GERECHTSHOF ARNHEM-LEEUWARDEN

locatie Arnhem
afdeling civiel recht
zaaknummer gerechtshof 200.281.513
beschikking van 26 januari 2021
in de zaak van
de publiekrechtelijke rechtspersoon
Staatsbosbeheer,
zetelend te Amersfoort,
verzoeker in het verzoek,
verweerder in de (voorwaardelijke) tegenverzoeken,
hierna: Staatsbosbeheer,
advocaat: mr. F. Sepmeijer,
tegen:

1.1. [verzoeker sub 1] ,

wonende te [A] ,
verweerder sub 1 in het verzoek,
verzoeker in het (voorwaardelijk) tegenverzoek,
hierna: [verzoeker sub 1] ,
advocaat: mr. R.T. Wiegerink,
en

2.[verzoekster sub 2] ,

wonende te [A] ,
verweerster sub 2 in het verzoek,
verweerster in de (voorwaardelijke) tegenverzoeken,
hierna: [verzoekster sub 2] ,
en
de coöperatie
Coöperatieve Rabobank U.A.,
gevestigd te Amsterdam,
belanghebbende,
verzoekster in het tegenverzoek,
hierna: Rabobank,
advocaat: mr. L.E. de Geer.
[verzoeker sub 1] en [verzoekster sub 2] gezamenlijk zullen worden aangeduid als Van [verzoeker c.s.] (mannelijk enkelvoud).
1. Het verloop van de procedure
1.1
Het verloop van de procedure blijkt uit:
- een verzoekschrift (met bijlagen), ingekomen op 30 juli 2020;
- de brief met bijlagen van 2 oktober 2020 met daarin een verweer en tegenverzoek van mr. De Geer namens Rabobank;
- het verweerschrift tot referte tevens houdende zelfstandig verzoekschrift met producties van 11 november 2020 [verzoeker sub 1] ;
- de brief van 12 november 2020 van mr.

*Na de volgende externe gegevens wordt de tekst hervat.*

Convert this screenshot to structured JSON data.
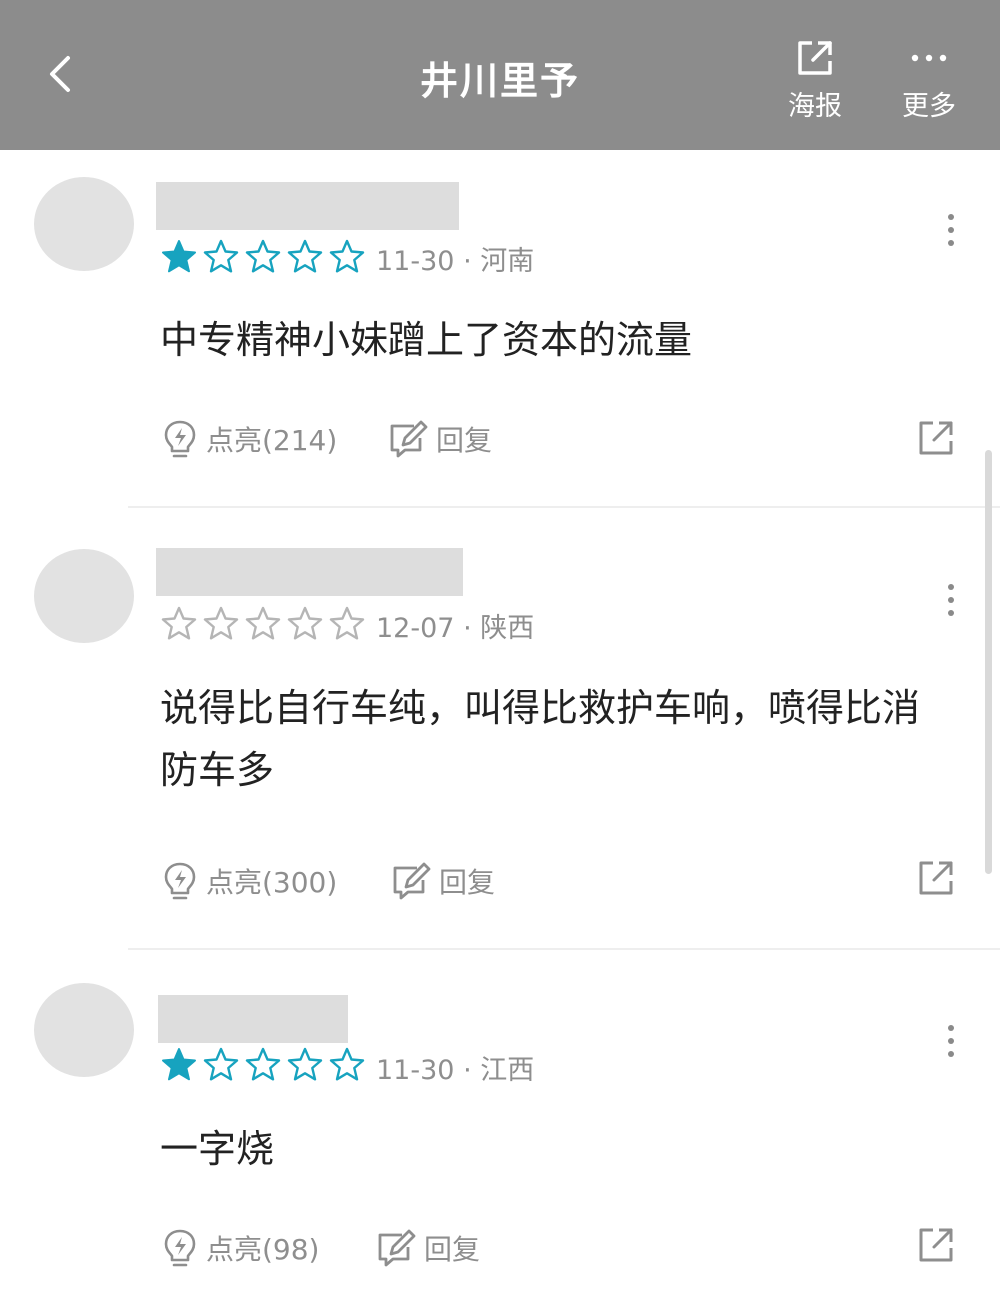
{
  "header": {
    "title": "井川里予",
    "poster_label": "海报",
    "more_label": "更多"
  },
  "colors": {
    "header_bg": "#8c8c8c",
    "star_filled": "#17a3bf",
    "star_empty": "#b5b5b5",
    "meta_text": "#8e8e8e"
  },
  "comments": [
    {
      "rating": 1,
      "date": "11-30",
      "location": "河南",
      "text": "中专精神小妹蹭上了资本的流量",
      "like_label": "点亮(214)",
      "reply_label": "回复"
    },
    {
      "rating": 0,
      "date": "12-07",
      "location": "陕西",
      "text": "说得比自行车纯，叫得比救护车响，喷得比消防车多",
      "like_label": "点亮(300)",
      "reply_label": "回复"
    },
    {
      "rating": 1,
      "date": "11-30",
      "location": "江西",
      "text": "一字烧",
      "like_label": "点亮(98)",
      "reply_label": "回复"
    }
  ]
}
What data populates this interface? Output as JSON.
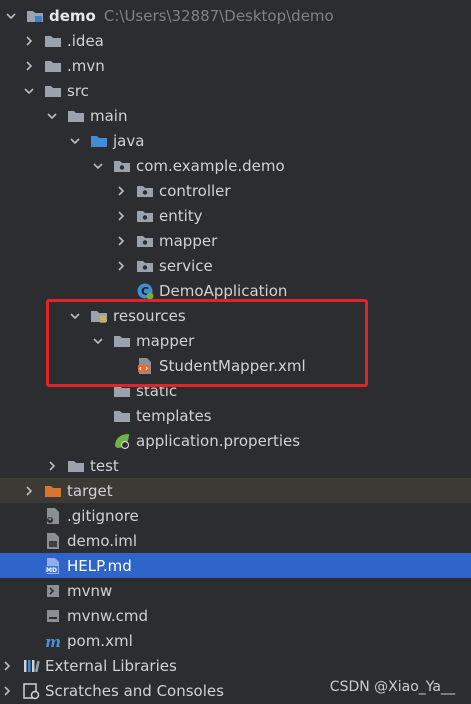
{
  "tree": {
    "items": [
      {
        "label": "demo",
        "path": "C:\\Users\\32887\\Desktop\\demo",
        "icon": "module-folder-icon",
        "arrow": "down"
      },
      {
        "label": ".idea",
        "icon": "folder-icon",
        "arrow": "right"
      },
      {
        "label": ".mvn",
        "icon": "folder-icon",
        "arrow": "right"
      },
      {
        "label": "src",
        "icon": "folder-icon",
        "arrow": "down"
      },
      {
        "label": "main",
        "icon": "folder-icon",
        "arrow": "down"
      },
      {
        "label": "java",
        "icon": "source-folder-icon",
        "arrow": "down"
      },
      {
        "label": "com.example.demo",
        "icon": "package-icon",
        "arrow": "down"
      },
      {
        "label": "controller",
        "icon": "package-icon",
        "arrow": "right"
      },
      {
        "label": "entity",
        "icon": "package-icon",
        "arrow": "right"
      },
      {
        "label": "mapper",
        "icon": "package-icon",
        "arrow": "right"
      },
      {
        "label": "service",
        "icon": "package-icon",
        "arrow": "right"
      },
      {
        "label": "DemoApplication",
        "icon": "spring-class-icon",
        "arrow": "none"
      },
      {
        "label": "resources",
        "icon": "resources-folder-icon",
        "arrow": "down"
      },
      {
        "label": "mapper",
        "icon": "folder-icon",
        "arrow": "down"
      },
      {
        "label": "StudentMapper.xml",
        "icon": "xml-file-icon",
        "arrow": "none"
      },
      {
        "label": "static",
        "icon": "folder-icon",
        "arrow": "none"
      },
      {
        "label": "templates",
        "icon": "folder-icon",
        "arrow": "none"
      },
      {
        "label": "application.properties",
        "icon": "spring-properties-icon",
        "arrow": "none"
      },
      {
        "label": "test",
        "icon": "folder-icon",
        "arrow": "right"
      },
      {
        "label": "target",
        "icon": "excluded-folder-icon",
        "arrow": "right"
      },
      {
        "label": ".gitignore",
        "icon": "gitignore-file-icon",
        "arrow": "none"
      },
      {
        "label": "demo.iml",
        "icon": "iml-file-icon",
        "arrow": "none"
      },
      {
        "label": "HELP.md",
        "icon": "markdown-file-icon",
        "arrow": "none"
      },
      {
        "label": "mvnw",
        "icon": "shell-file-icon",
        "arrow": "none"
      },
      {
        "label": "mvnw.cmd",
        "icon": "cmd-file-icon",
        "arrow": "none"
      },
      {
        "label": "pom.xml",
        "icon": "maven-pom-icon",
        "arrow": "none"
      },
      {
        "label": "External Libraries",
        "icon": "libraries-icon",
        "arrow": "right"
      },
      {
        "label": "Scratches and Consoles",
        "icon": "scratches-icon",
        "arrow": "right"
      }
    ]
  },
  "watermark": "CSDN @Xiao_Ya__",
  "colors": {
    "background": "#2b2d30",
    "selection": "#2f65ca",
    "highlight_box": "#e2242a",
    "excluded_row": "#3b3a35"
  }
}
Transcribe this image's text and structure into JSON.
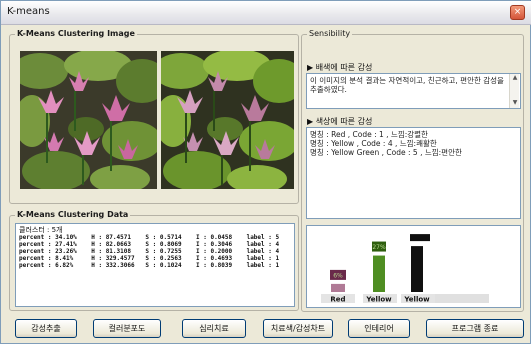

Sepmeijer met daarin een reactie op de brief van
2 oktober 2020 van Rabobank en een reactie op het zelfstandig verzoek van [verzoeker sub 1] ;
- het V8 formulier van 14 december 2020 van mr. Sepmeijer, waarin hij het hof heeft bericht dat Staatsbosbeheer zich ten aanzien van het zelfstandig verzoek van [verzoeker sub 1] refereert aan het oordeel van het hof.
1.2
Partijen hebben eenparig afgezien van de mondelinge behandeling van het verzoek.
1.3
Vervolgens heeft het hof beschikking bepaald.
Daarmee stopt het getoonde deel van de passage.